Jusqu’à 2012, je n’avais jamais peint de visages, je trouvais que c’était trop psychologisant et compliqué compte tenu de la manière dont je peignais. J’ai donc réalisé une série en me demandant comment je pourrais figurer le visage humain sans que ça me gêne. Il y a, à l’intérieur, des répétitions mais pas de sérialité. Ce sont des doubles. Mais, comme dans mes images, rien n’est véritablement « particulier » ; ça ne ressemble pas à Paris quand je suis à Paris ni à New York quand je suis à New York, je ne recherche pas des idées spéciales. Je m’intéresse depuis longtemps les estampes japonaises pour exprimer la ligne de contour. Si elle est tendue comme il faut, on n’a pas besoin de modeler, pas besoin de raccourci, elle exprime tout.

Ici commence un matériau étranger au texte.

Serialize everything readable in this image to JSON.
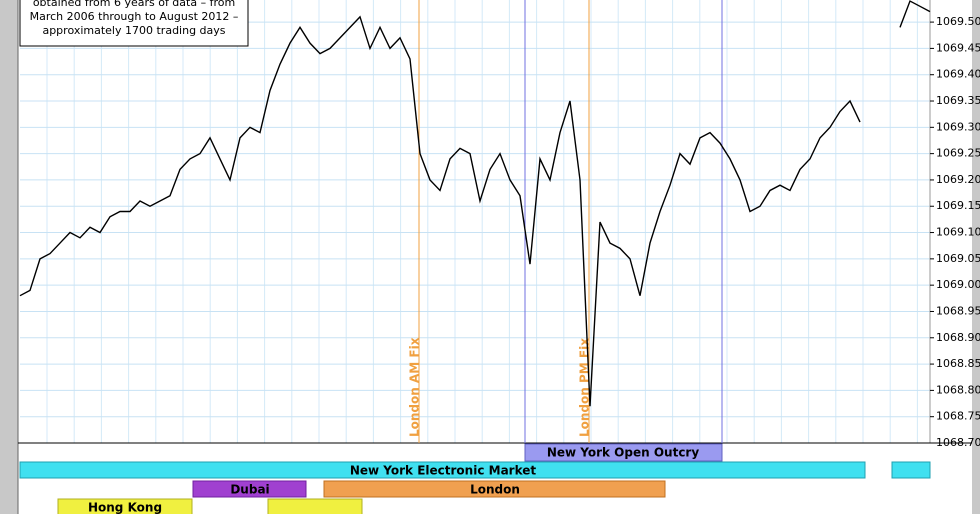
{
  "chart_data": {
    "type": "line",
    "note": [
      "obtained from 6 years of data – from",
      "March 2006 through to August 2012 –",
      "approximately 1700 trading days"
    ],
    "annotations": [
      "London AM Fix",
      "London PM Fix"
    ],
    "sessions": [
      "New York Open Outcry",
      "New York Electronic Market",
      "Dubai",
      "London",
      "Hong Kong"
    ],
    "color": "#000000",
    "grid": true,
    "ylim": [
      1068.7,
      1069.542
    ],
    "yticks": [
      {
        "value": 1068.7,
        "label": "1068.70"
      },
      1068.75,
      {
        "value": 1068.8,
        "label": "1068.80"
      },
      1068.85,
      {
        "value": 1068.9,
        "label": "1068.90"
      },
      1068.95,
      {
        "value": 1069.0,
        "label": "1069.00"
      },
      1069.05,
      {
        "value": 1069.1,
        "label": "1069.10"
      },
      1069.15,
      {
        "value": 1069.2,
        "label": "1069.20"
      },
      1069.25,
      {
        "value": 1069.3,
        "label": "1069.30"
      },
      1069.35,
      {
        "value": 1069.4,
        "label": "1069.40"
      },
      1069.45,
      {
        "value": 1069.5,
        "label": "1069.50"
      }
    ],
    "values": [
      1068.98,
      1068.99,
      1069.05,
      1069.06,
      1069.08,
      1069.1,
      1069.09,
      1069.11,
      1069.1,
      1069.13,
      1069.14,
      1069.14,
      1069.16,
      1069.15,
      1069.16,
      1069.17,
      1069.22,
      1069.24,
      1069.25,
      1069.28,
      1069.24,
      1069.2,
      1069.28,
      1069.3,
      1069.29,
      1069.37,
      1069.42,
      1069.46,
      1069.49,
      1069.46,
      1069.44,
      1069.45,
      1069.47,
      1069.49,
      1069.51,
      1069.45,
      1069.49,
      1069.45,
      1069.47,
      1069.43,
      1069.25,
      1069.2,
      1069.18,
      1069.24,
      1069.26,
      1069.25,
      1069.16,
      1069.22,
      1069.25,
      1069.2,
      1069.17,
      1069.04,
      1069.24,
      1069.2,
      1069.29,
      1069.35,
      1069.2,
      1068.77,
      1069.12,
      1069.08,
      1069.07,
      1069.05,
      1068.98,
      1069.08,
      1069.14,
      1069.19,
      1069.25,
      1069.23,
      1069.28,
      1069.29,
      1069.27,
      1069.24,
      1069.2,
      1069.14,
      1069.15,
      1069.18,
      1069.19,
      1069.18,
      1069.22,
      1069.24,
      1069.28,
      1069.3,
      1069.33,
      1069.35,
      1069.31,
      null,
      null,
      null,
      1069.49,
      1069.54,
      1069.53,
      1069.52
    ]
  }
}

Est-ce une manière de chercher une épure dans le prolongement ?
Non, il s’agit sera plus d’essayer de modifier le regard qu’on a sur l’objet tableau sans toucher à l’objet, réaliser simplement un petit déplacement. J’ai l’impression d’avoir quelque chose qui est à moi en peinture. Autant creuser alors dans ce sillon exact ; les travaux artistiques m’apparaissent comme des diamants, cela ressemble à des cailloux informes et, plus on coupe, plus ils se précisent. Je me suis demandé longtemps ce que je pouvais peindre qui soit intéressant « aujourd’hui ». La série que j’avais présentée au prix Emerige s’appelait Modern Life,une référence aux peintres de la vie moderne aussi. Evidemment la figure humaine revient souvent et la nature n’est que peu représentée autrement que comme un motif. La plupart de mes formes considèrent le rectangle à partir duquel elles partent, d’où l’importance des formes géométriques, faites par l’homme donc, au contraire d’une nature par définition moins « ordonnée ». Je la traite comme un motif, par la répétition.
C’est une façon de lui redonner un ordre…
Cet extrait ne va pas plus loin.